Le traumatisme psychique, une blessure invisible

Le traumatisme psychique, une blessure invisible

Il y a ce soldat hospitalisé qui se jette sur un infirmier pensant voir un taliban. Ou ce rescapé d'un crash d'une Gazelle (hélicoptère) dans l'Adriatique qui a la sensation que l'espace se remplit d'eau au moindre stimuli...

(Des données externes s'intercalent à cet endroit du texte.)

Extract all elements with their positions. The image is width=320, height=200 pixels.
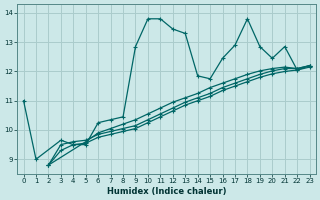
X-axis label: Humidex (Indice chaleur): Humidex (Indice chaleur) (107, 187, 226, 196)
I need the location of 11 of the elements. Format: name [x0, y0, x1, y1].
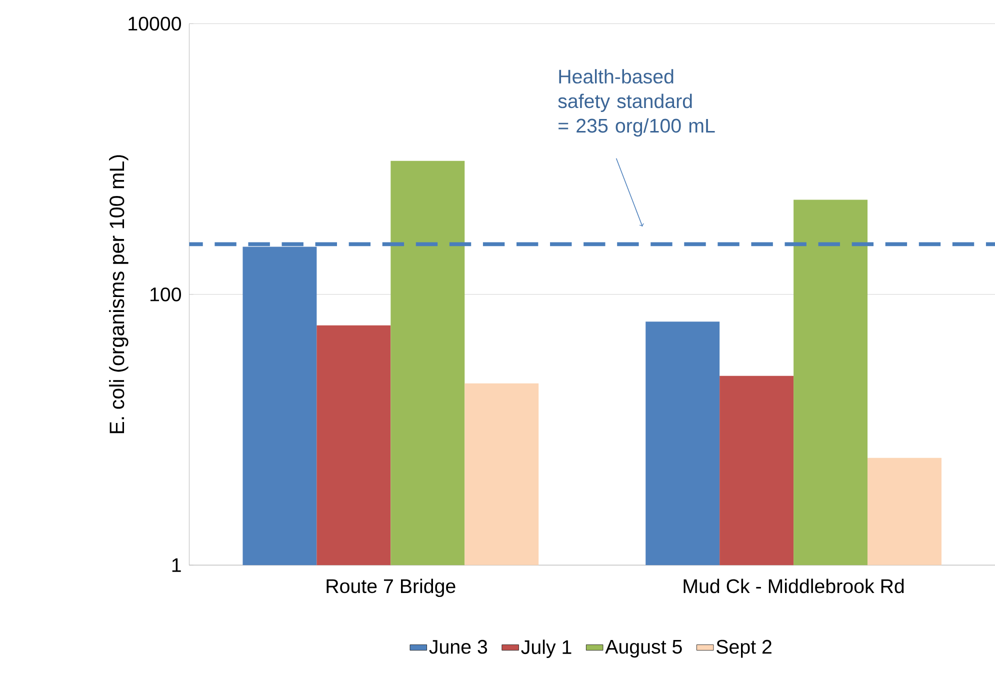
x-tick-label: Mud Ck - Middlebrook Rd — [684, 578, 904, 594]
y-tick-label: 10000 — [128, 16, 182, 31]
legend-label: July 1 — [521, 640, 572, 658]
x-tick-label: Route 7 Bridge — [326, 578, 456, 598]
ref-line-label: Health-based safety standard = 235 org/100 mL — [558, 69, 715, 137]
y-tick-label: 1 — [172, 558, 181, 572]
legend-label: June 3 — [429, 640, 488, 654]
y-axis-title: E. coli (organisms per 100 mL) — [109, 155, 128, 434]
legend-label: Sept 2 — [716, 640, 772, 658]
legend-label: August 5 — [605, 640, 682, 658]
y-tick-label: 100 — [150, 288, 182, 302]
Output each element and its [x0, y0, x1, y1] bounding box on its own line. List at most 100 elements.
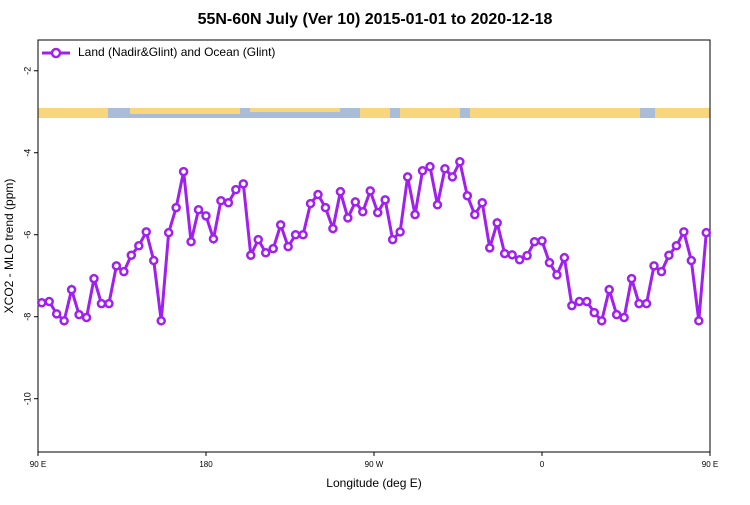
data-point [163, 227, 174, 238]
data-point [656, 266, 667, 277]
data-point [216, 195, 226, 206]
data-point [119, 266, 129, 277]
data-point [134, 241, 144, 251]
data-point [74, 309, 84, 320]
data-point [186, 236, 196, 247]
data-point [193, 204, 204, 215]
data-point [104, 298, 114, 309]
data-point [81, 312, 92, 323]
data-point [380, 195, 390, 205]
data-point [425, 161, 435, 172]
data-point [462, 191, 473, 201]
data-point [537, 236, 547, 246]
legend-marker [50, 47, 62, 59]
data-point [387, 234, 398, 245]
x-tick-label: 180 [199, 460, 213, 469]
data-point [634, 298, 644, 309]
data-point [499, 248, 510, 259]
data-point [283, 241, 293, 252]
data-point [44, 296, 54, 307]
data-point [96, 298, 107, 309]
data-point [89, 273, 99, 284]
data-point [201, 211, 211, 221]
data-point [686, 255, 697, 266]
data-point [492, 218, 502, 228]
data-point [36, 298, 47, 308]
x-axis-title: Longitude (deg E) [326, 476, 421, 490]
data-point [171, 202, 181, 213]
x-tick-label: 90 E [30, 460, 46, 469]
data-point [619, 312, 629, 323]
data-point [395, 227, 405, 237]
data-point [358, 207, 368, 217]
data-point [335, 186, 346, 197]
data-point [51, 309, 62, 319]
data-point [455, 157, 465, 167]
data-point [208, 234, 219, 244]
data-point [410, 209, 420, 220]
data-point [529, 236, 540, 247]
map-strip [38, 108, 710, 118]
data-point [440, 163, 450, 174]
data-point [664, 250, 674, 260]
data-point [350, 197, 361, 207]
data-point [544, 257, 555, 268]
data-point [507, 250, 517, 260]
data-point [343, 213, 353, 223]
data-point [66, 284, 77, 295]
data-point [604, 284, 614, 295]
data-point [246, 250, 256, 260]
data-point [178, 166, 189, 177]
y-tick-label: -8 [22, 313, 32, 321]
data-point [59, 316, 69, 326]
chart-title: 55N-60N July (Ver 10) 2015-01-01 to 2020… [198, 11, 553, 28]
y-tick-label: -2 [22, 67, 32, 75]
data-point [141, 227, 152, 237]
data-point [298, 229, 308, 240]
data-point [649, 261, 659, 271]
data-point [305, 198, 316, 209]
y-tick-label: -10 [22, 392, 32, 405]
data-point [694, 316, 704, 326]
data-point [522, 250, 532, 261]
data-point [679, 227, 689, 237]
data-point [582, 296, 592, 307]
data-point [567, 300, 577, 311]
data-point [365, 186, 376, 196]
data-point [470, 209, 480, 220]
data-point [611, 309, 622, 320]
data-point [552, 270, 562, 280]
x-tick-label: 90 E [702, 460, 718, 469]
data-point [148, 255, 159, 266]
data-point [231, 184, 241, 195]
y-axis-title: XCO2 - MLO trend (ppm) [2, 179, 16, 314]
data-point [484, 243, 495, 253]
data-point [559, 252, 570, 263]
data-point [432, 200, 443, 210]
data-point [268, 243, 278, 254]
data-point [372, 207, 383, 218]
data-point [402, 172, 413, 182]
y-tick-label: -4 [22, 149, 32, 157]
x-tick-label: 90 W [365, 460, 384, 469]
data-point [417, 166, 428, 176]
data-point [290, 229, 301, 240]
data-point [514, 254, 525, 265]
legend-label: Land (Nadir&Glint) and Ocean (Glint) [78, 45, 275, 59]
data-point [574, 296, 585, 307]
data-point [626, 273, 637, 284]
data-point [238, 179, 249, 189]
y-tick-label: -6 [22, 231, 32, 239]
data-point [320, 202, 331, 213]
data-point [701, 227, 712, 238]
data-point [589, 307, 600, 318]
data-point [447, 172, 458, 182]
data-point [156, 316, 166, 326]
data-point [253, 234, 264, 245]
data-point [596, 316, 607, 326]
data-point [223, 198, 234, 208]
data-point [275, 220, 286, 230]
data-point [641, 298, 652, 309]
data-point [671, 241, 682, 251]
data-point [328, 223, 338, 234]
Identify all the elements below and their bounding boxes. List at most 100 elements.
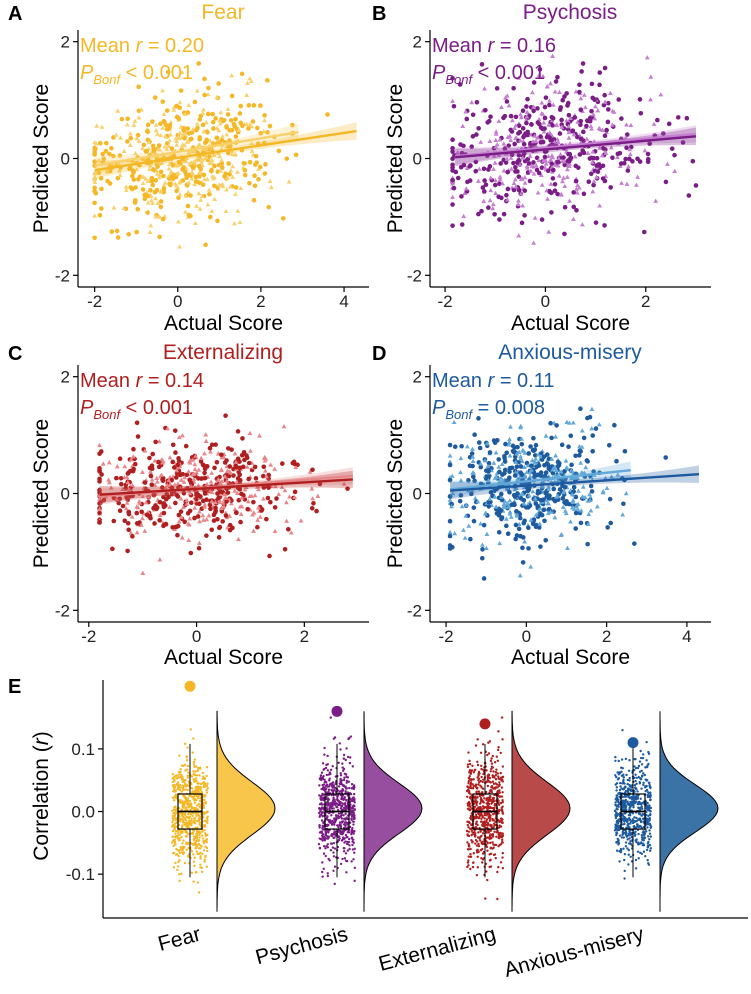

Il y a ce soldat hospitalisé qui se jette sur un infirmier pensant voir un taliban. Ou ce rescapé d'un crash d'une Gazelle (hélicoptère) dans l'Adriatique qui a la sensation que l'espace se remplit d'eau au moindre stimuli sonore. Confrontés à un stress intense et à la mort, la leur et celle de leurs camarades, les militaires peuvent revenir choqués. Ces traumatismes psychiques (appelés « PTSD », pour post-traumatic stress disorder) sont reconnus comme des blessures de guerre, ouvrant droit à pension depuis 1992. « Pendant longtemps, le blessé psy passait pour un faible, reconnaît le général Jean-Philippe Margueron. Mais c'est un blessé à part entière. » L'Afghanistan a obligé l'institution à appréhender le phénomène avec plus d'acuité. Sept pour cent des personnels qui en reviennent font part de souffrances psychologiques, selon la cellule d'aide aux blessés de l'armée de terre (Cabat). Un chiffre sans doute en deçà de la réalité. « Les soldats et leurs familles n'osent pas toujours taper à la porte. Dans la majorité des cas, il y a un déni de la part du blessé, explique Denis Gutierrez, le médecin en chef du service de santé des armées (SSA). Cette pathologie met du temps à se déclarer. » Souvent, trois à six mois. Parfois, des années.
Malgré le suivi mis en place pour tous les soldats revenants d'opérations extérieures (Opex), « on peut rater un PTSD ». Le SSA indique avoir ouvert 550 dossiers pour troubles psychiques. Mais tous n'évoluent pas en PTSD. « Les signes cliniques sont les cauchemars à répétition, la reviviscence du traumatisme sous forme d'hallucinations, des sursauts constants, des évitements de situation qui rappellent l'événement traumatique, mais aussi la dépression, l'irritabilité... », souligne le médecin Patrick Devillières, chef du bureau médico-psychologique des armées. Le traitement s'effectue à base de psychothérapies, mais aussi de médicaments. « J'ai pris la mesure des blessures invisibles », a assuré à la fin octobre le ministre de la Défense, Jean-Yves Le Drian, qui a annoncé un numéro vert pour les familles et un guichet unique de prise en charge pour les soldats. Et a déjà prévenu : « Plusieurs centaines de personnes au moins seront à traiter dans les années qui viennent. » Selon Laurent Attar-Bayrou, de la Fédération nationale des anciens des Opex, 30 000 personnes souffriraient déjà de PTSD « à des degrés divers ».A. S.